Together, those five form Idaho’s all-transfer starting lineup, which is unique even in this era of portal chaos.
The situation was so unsettled that Moreira wasn’t able to do much actual coaching over the summer. Instead, he rolled the ball out and let the players scrimmage as much as possible, hoping that they would build chemistry with each other that way.
“I know a lot of basketball coaches like to put all their concepts in. Teach the whole offense, the whole defense before they allow the girls to play,” Moreira said. “I was talking to our staff like hey, listen guys. We have 12 new players. We don’t have that much time. We need to develop chemistry quick. We started playing scrimmages five on five on Day 1 of summer workouts. I just wanted them to get as much experience playing together as we could. So when the season started, we didn’t look like a new team.”

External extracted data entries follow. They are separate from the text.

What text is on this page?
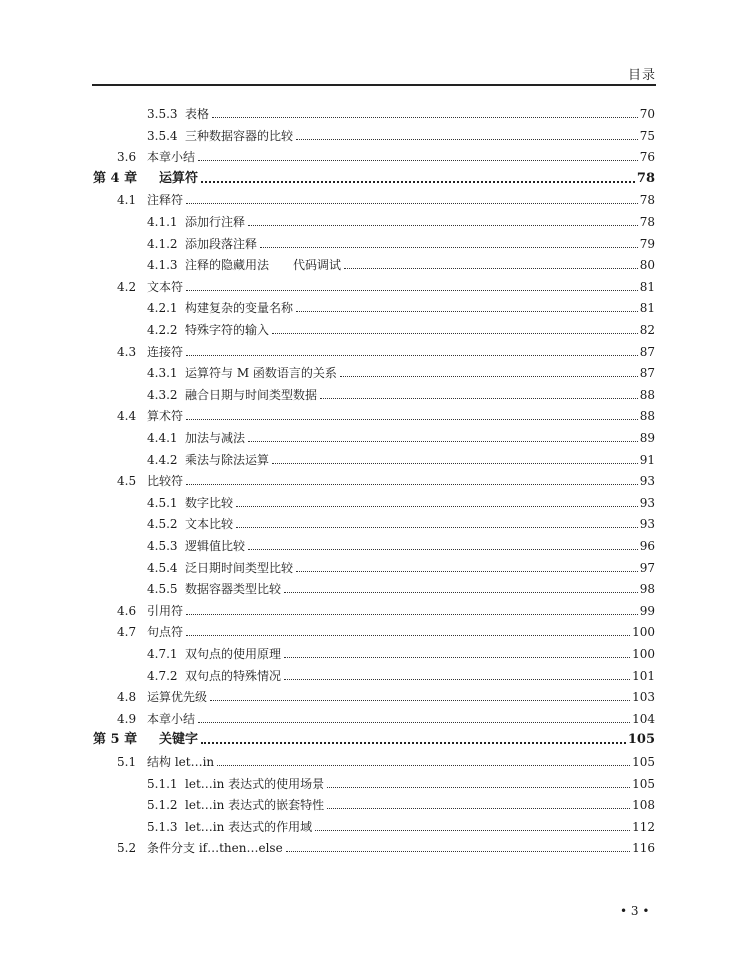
目录
3.5.3 表格	70
3.5.4 三种数据容器的比较	75
3.6 本章小结	76
第 4 章	运算符	78
4.1 注释符	78
4.1.1 添加行注释	78
4.1.2 添加段落注释	79
4.1.3 注释的隐藏用法　　代码调试	80
4.2 文本符	81
4.2.1 构建复杂的变量名称	81
4.2.2 特殊字符的输入	82
4.3 连接符	87
4.3.1 运算符与 M 函数语言的关系	87
4.3.2 融合日期与时间类型数据	88
4.4 算术符	88
4.4.1 加法与减法	89
4.4.2 乘法与除法运算	91
4.5 比较符	93
4.5.1 数字比较	93
4.5.2 文本比较	93
4.5.3 逻辑值比较	96
4.5.4 泛日期时间类型比较	97
4.5.5 数据容器类型比较	98
4.6 引用符	99
4.7 句点符	100
4.7.1 双句点的使用原理	100
4.7.2 双句点的特殊情况	101
4.8 运算优先级	103
4.9 本章小结	104
第 5 章	关键字	105
5.1 结构 let…in	105
5.1.1 let…in 表达式的使用场景	105
5.1.2 let…in 表达式的嵌套特性	108
5.1.3 let…in 表达式的作用域	112
5.2 条件分支 if…then…else	116
• 3 •
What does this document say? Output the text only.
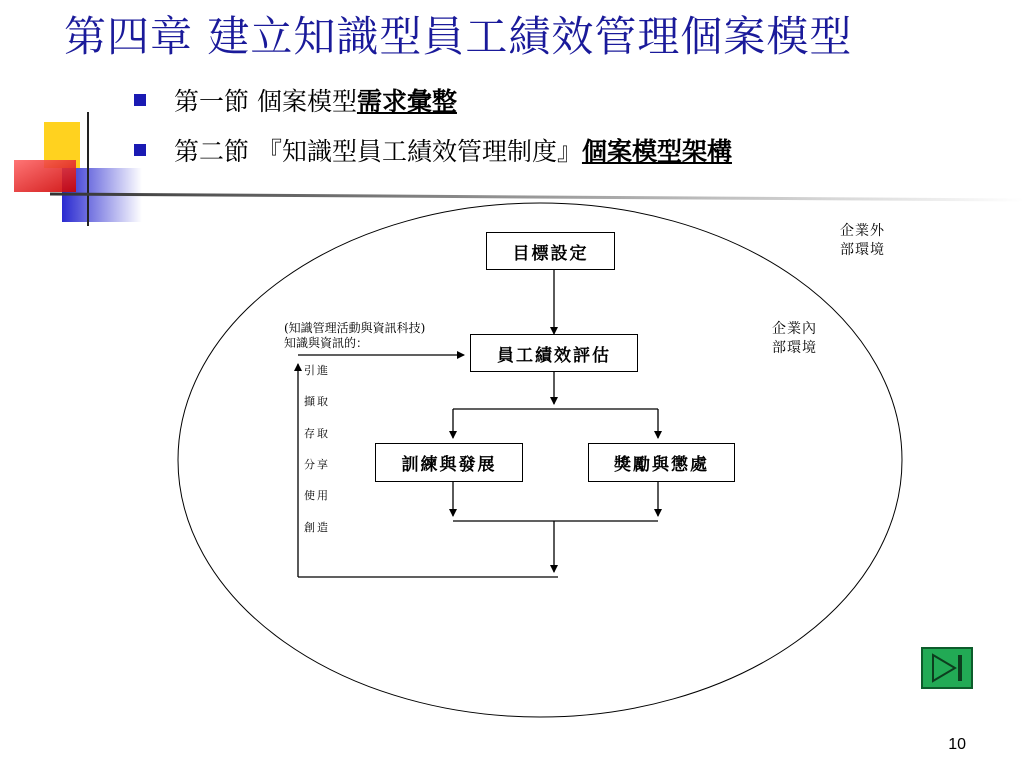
第四章 建立知識型員工績效管理個案模型
第一節 個案模型需求彙整
第二節 『知識型員工績效管理制度』個案模型架構
目標設定
員工績效評估
訓練與發展	獎勵與懲處
企業外
部環境
企業內
部環境
(知識管理活動與資訊科技)
知識與資訊的：
引進
擷取
存取
分享
使用
創造
10
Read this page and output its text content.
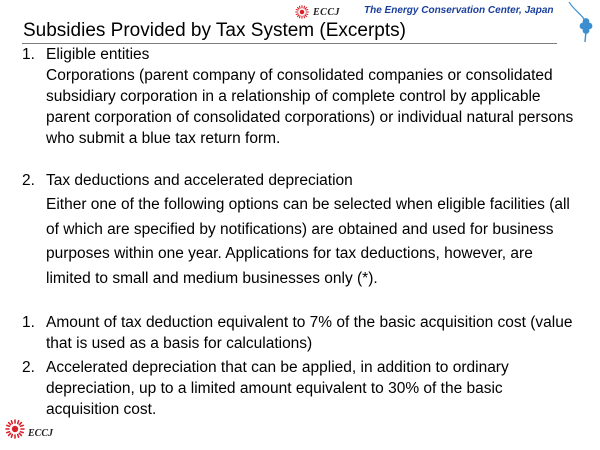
ECCJ The Energy Conservation Center, Japan
Subsidies Provided by Tax System (Excerpts)
1. Eligible entities
Corporations (parent company of consolidated companies or consolidated subsidiary corporation in a relationship of complete control by applicable parent corporation of consolidated corporations) or individual natural persons who submit a blue tax return form.
2. Tax deductions and accelerated depreciation
Either one of the following options can be selected when eligible facilities (all of which are specified by notifications) are obtained and used for business purposes within one year. Applications for tax deductions, however, are limited to small and medium businesses only (*).
1. Amount of tax deduction equivalent to 7% of the basic acquisition cost (value that is used as a basis for calculations)
2. Accelerated depreciation that can be applied, in addition to ordinary depreciation, up to a limited amount equivalent to 30% of the basic acquisition cost.
ECCJ
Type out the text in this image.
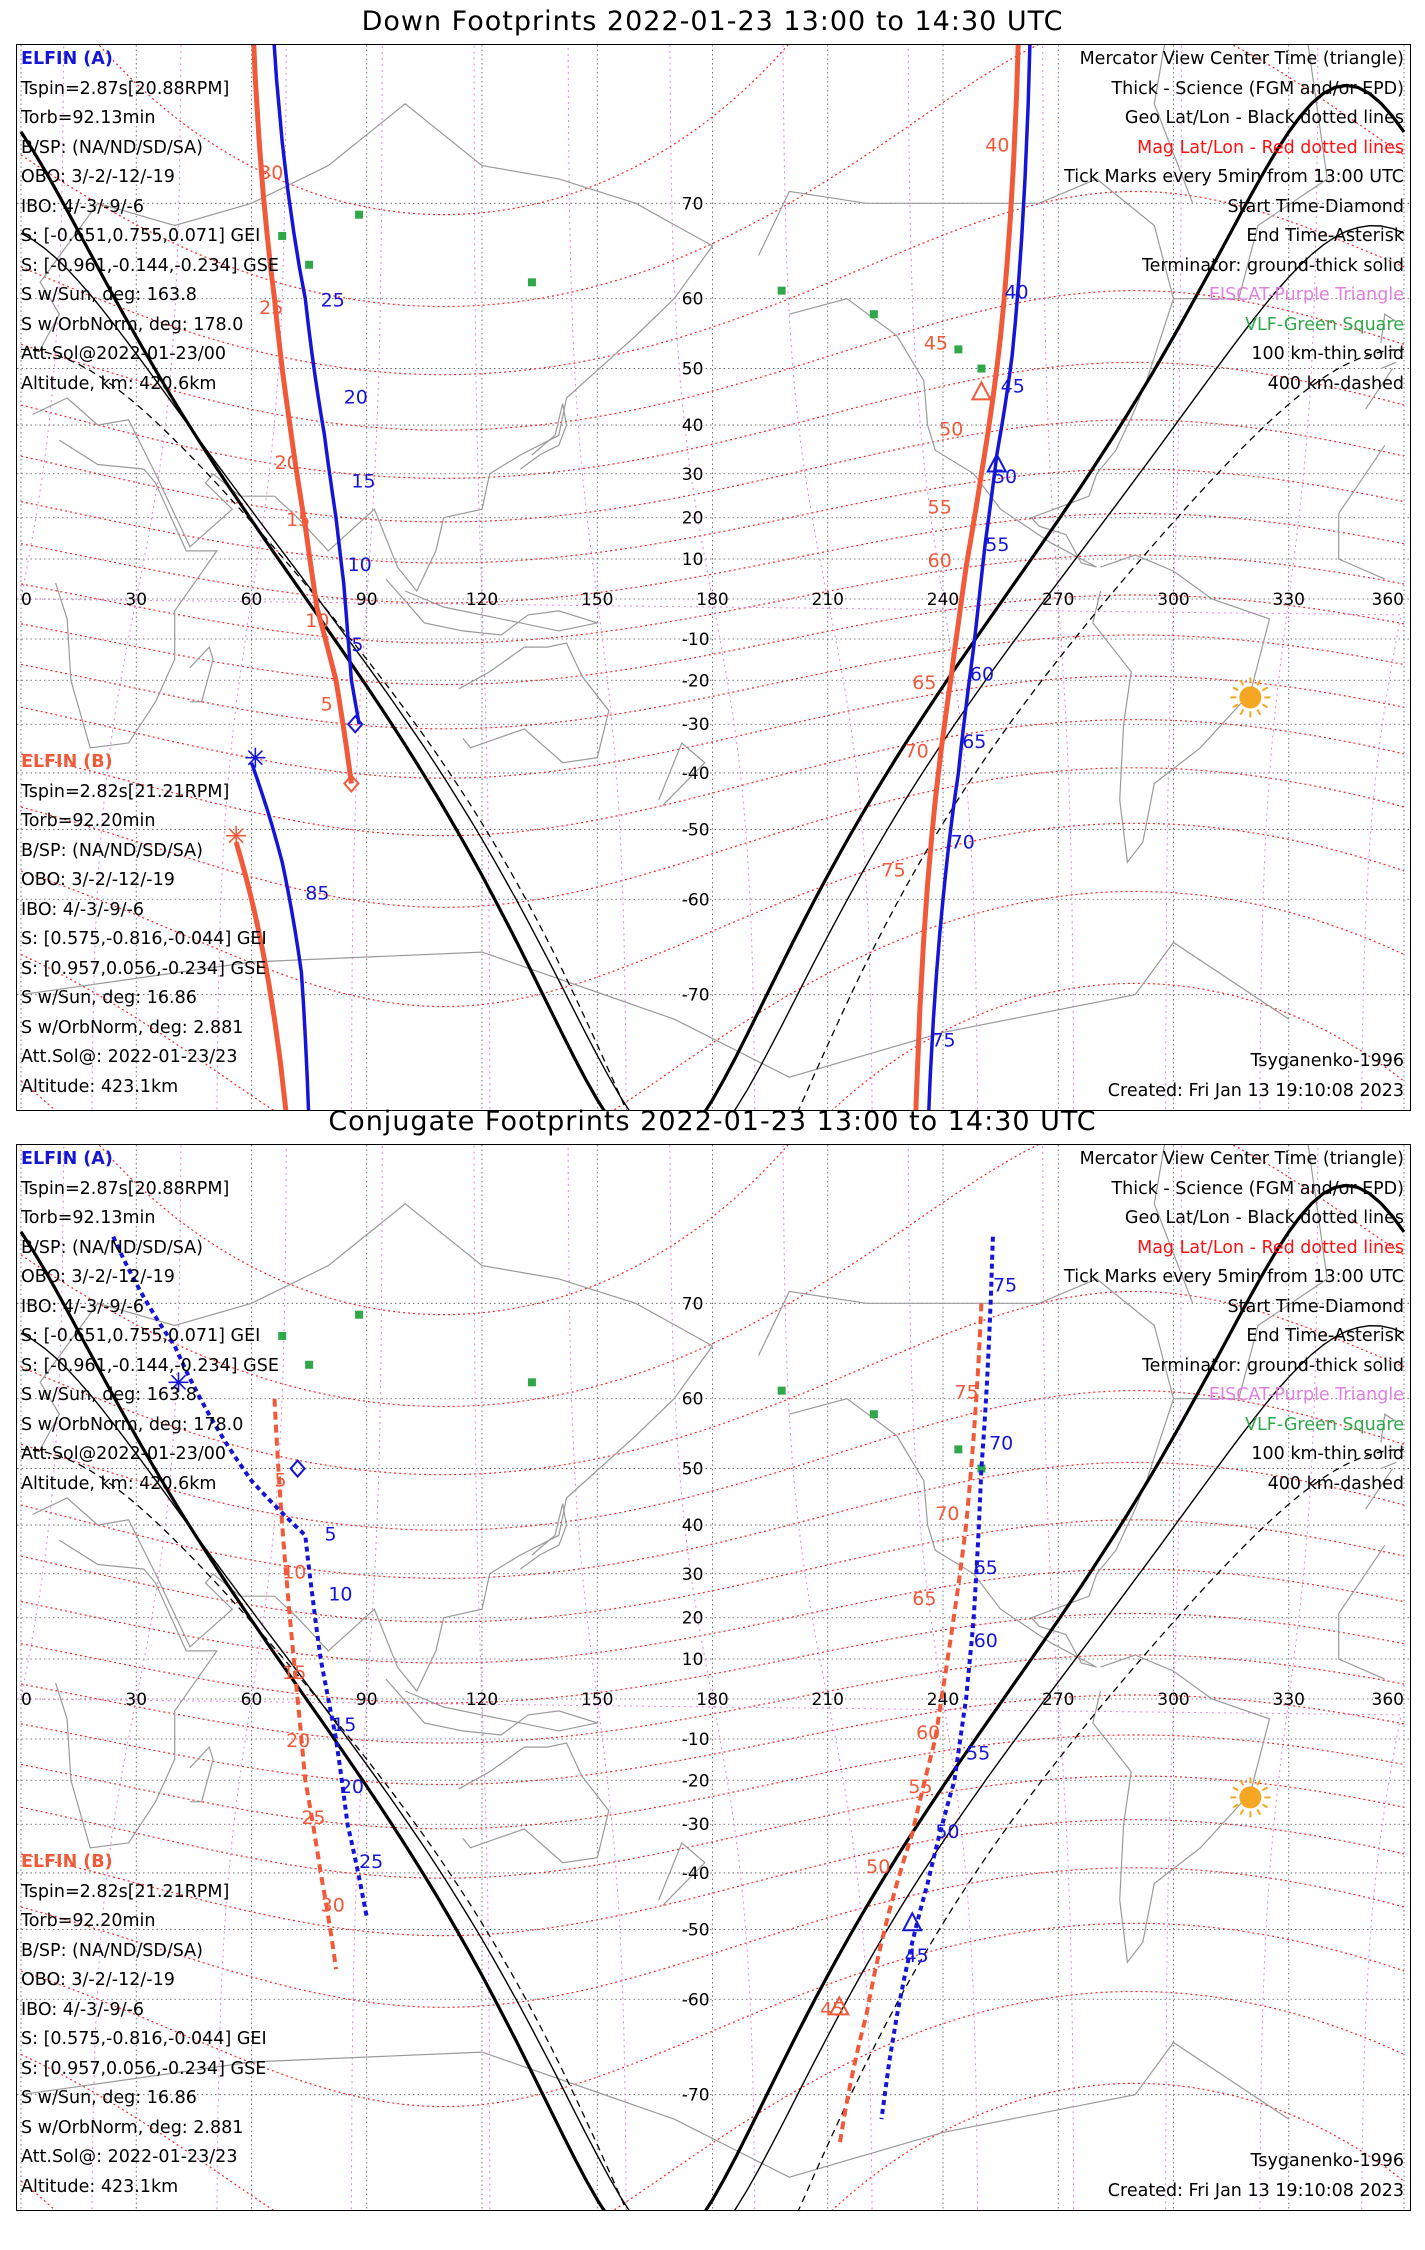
Down Footprints 2022-01-23 13:00 to 14:30 UTC
0	30	60	90	120	150	180	210	240	270	300	330	360
70
60
50
40
30
20
10
-10
-20
-30
-40
-50
-60
-70
25
20
15
10
5
40
45
50
55
60
65
70
75
85
40
45
50
55
60
65
70
75
25
20
15
10
5
30
ELFIN (A)
Tspin=2.87s[20.88RPM]
Torb=92.13min
B/SP: (NA/ND/SD/SA)
OBO: 3/-2/-12/-19
IBO: 4/-3/-9/-6
S: [-0.651,0.755,0.071] GEI
S: [-0.961,-0.144,-0.234] GSE
S w/Sun, deg: 163.8
S w/OrbNorm, deg: 178.0
Att.Sol@2022-01-23/00
Altitude, km: 420.6km
ELFIN (B)
Tspin=2.82s[21.21RPM]
Torb=92.20min
B/SP: (NA/ND/SD/SA)
OBO: 3/-2/-12/-19
IBO: 4/-3/-9/-6
S: [0.575,-0.816,-0.044] GEI
S: [0.957,0.056,-0.234] GSE
S w/Sun, deg: 16.86
S w/OrbNorm, deg: 2.881
Att.Sol@: 2022-01-23/23
Altitude: 423.1km
Mercator View Center Time (triangle)
Thick - Science (FGM and/or EPD)
Geo Lat/Lon - Black dotted lines
Mag Lat/Lon - Red dotted lines
Tick Marks every 5min from 13:00 UTC
Start Time-Diamond
End Time-Asterisk
Terminator: ground-thick solid
EISCAT-Purple Triangle
VLF-Green Square
100 km-thin solid
400 km-dashed
Tsyganenko-1996
Created: Fri Jan 13 19:10:08 2023
Conjugate Footprints 2022-01-23 13:00 to 14:30 UTC
0	30	60	90	120	150	180	210	240	270	300	330	360
70
60
50
40
30
20
10
-10
-20
-30
-40
-50
-60
-70
5
10
15
20
25
75
70
65
60
55
50
45
5
10
15
20
25
30
75
70
65
60
55
50
45
ELFIN (A)
Tspin=2.87s[20.88RPM]
Torb=92.13min
B/SP: (NA/ND/SD/SA)
OBO: 3/-2/-12/-19
IBO: 4/-3/-9/-6
S: [-0.651,0.755,0.071] GEI
S: [-0.961,-0.144,-0.234] GSE
S w/Sun, deg: 163.8
S w/OrbNorm, deg: 178.0
Att.Sol@2022-01-23/00
Altitude, km: 420.6km
ELFIN (B)
Tspin=2.82s[21.21RPM]
Torb=92.20min
B/SP: (NA/ND/SD/SA)
OBO: 3/-2/-12/-19
IBO: 4/-3/-9/-6
S: [0.575,-0.816,-0.044] GEI
S: [0.957,0.056,-0.234] GSE
S w/Sun, deg: 16.86
S w/OrbNorm, deg: 2.881
Att.Sol@: 2022-01-23/23
Altitude: 423.1km
Mercator View Center Time (triangle)
Thick - Science (FGM and/or EPD)
Geo Lat/Lon - Black dotted lines
Mag Lat/Lon - Red dotted lines
Tick Marks every 5min from 13:00 UTC
Start Time-Diamond
End Time-Asterisk
Terminator: ground-thick solid
EISCAT-Purple Triangle
VLF-Green Square
100 km-thin solid
400 km-dashed
Tsyganenko-1996
Created: Fri Jan 13 19:10:08 2023
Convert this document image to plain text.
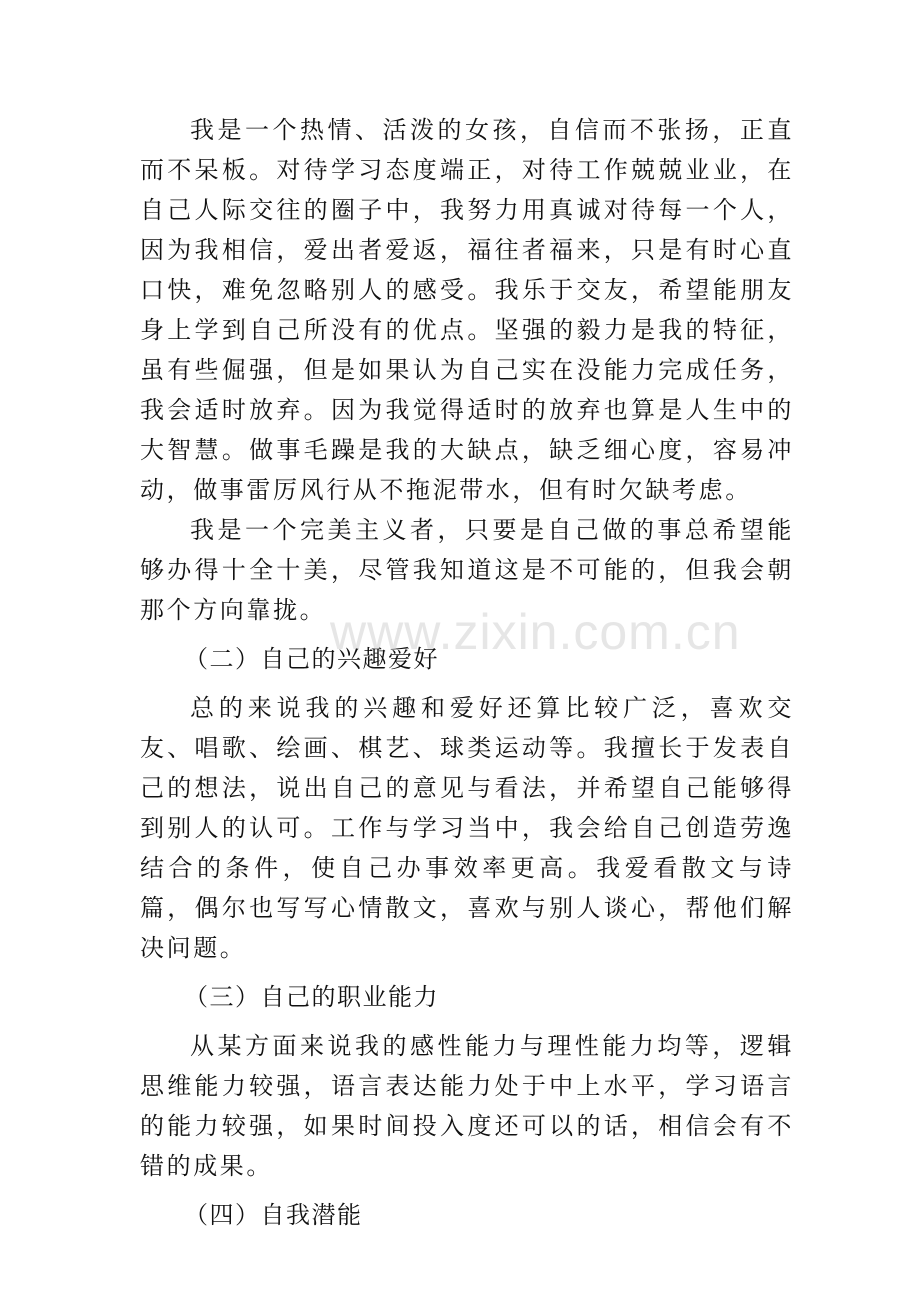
我是一个热情、活泼的女孩，自信而不张扬，正直而不呆板。对待学习态度端正，对待工作兢兢业业，在自己人际交往的圈子中，我努力用真诚对待每一个人，因为我相信，爱出者爱返，福往者福来，只是有时心直口快，难免忽略别人的感受。我乐于交友，希望能朋友身上学到自己所没有的优点。坚强的毅力是我的特征，虽有些倔强，但是如果认为自己实在没能力完成任务，我会适时放弃。因为我觉得适时的放弃也算是人生中的大智慧。做事毛躁是我的大缺点，缺乏细心度，容易冲动，做事雷厉风行从不拖泥带水，但有时欠缺考虑。

我是一个完美主义者，只要是自己做的事总希望能够办得十全十美，尽管我知道这是不可能的，但我会朝那个方向靠拢。

（二）自己的兴趣爱好

总的来说我的兴趣和爱好还算比较广泛，喜欢交友、唱歌、绘画、棋艺、球类运动等。我擅长于发表自己的想法，说出自己的意见与看法，并希望自己能够得到别人的认可。工作与学习当中，我会给自己创造劳逸结合的条件，使自己办事效率更高。我爱看散文与诗篇，偶尔也写写心情散文，喜欢与别人谈心，帮他们解决问题。

（三）自己的职业能力

从某方面来说我的感性能力与理性能力均等，逻辑思维能力较强，语言表达能力处于中上水平，学习语言的能力较强，如果时间投入度还可以的话，相信会有不错的成果。

（四）自我潜能

www.zixin.com.cn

The approach worked. The Vandals opened the season with a five-point loss to BYU, and put together a seven-game winning streak later in the non-conference schedule.
They lost their conference opener by three to eventual champion Montana State in Bozeman, but followed that up with six straight Big Sky wins, establishing themselves as an unlikely contender.
And despite some ups and downs through the rest of the conference slate, they finished 10-8 in the league, good for third place in a year that didn’t have many strong teams behind the top two of MSU and Northern Arizona.
“I was a little unsure of just how we were gonna glue together in our team chemistry, with having so many transfers, but I think it’s been this ideal season for me to end on,” said Aadland, who averaged 9.7 points and 9.6 rebounds. “We have a great coaching staff, and I love how our team has been able to come together and battle through adversity when we dropped a few games.”
The results validated Moreira’s recruiting blitz from the offseason.

Nelson was named the Big Sky’s Newcomer of the Year after averaging 14.3 points and 3.1 assists.
“She started on a team that made a run to the (Division II) Final Four as a freshman, she knows what it takes to win,” Moreira said. “She’s one of the most competitive players I’ve ever coached, and I’ve never met somebody that enjoys life as much as Olivia. She’s always laughing. She’s the loudest one. She’s one of those kids that, if you end practice, she’s gonna ask if we can play another game and scrimmage a little more. So she really set the tone early, and it’s contagious. If you have one kid that competes hard, now everybody wants to do the same.”
Hassmann averaged 12.1 points and led the team in assists, while Aadland and Schweizer provided post physicality. All four of those players, plus Bukvic, were healthy for all 29 games, a stroke of luck for a group of players that needed to play together as much as possible.
The result was a season that not many people saw coming, and some deserved respect for Moreira.
“He’s just done a great job there,” Sobolewski said. “They’re a very prepared team. They have great toughness. … Art and his staff do a great job of getting them ready. They put a lot of thought into every game from the mental side. And he’s just doing a great job of being competitive.”
Now, more than 6,000 miles away from the hometown that sent him on his unlikely journey, Moreira will lead a team into postseason play for the first time.
And although Idaho is a distant third behind Montana State and Northern Arizona at this year’s Big Sky Tournament, if Moreira and the Vandals can pull off an upset, he might not be done making history this season.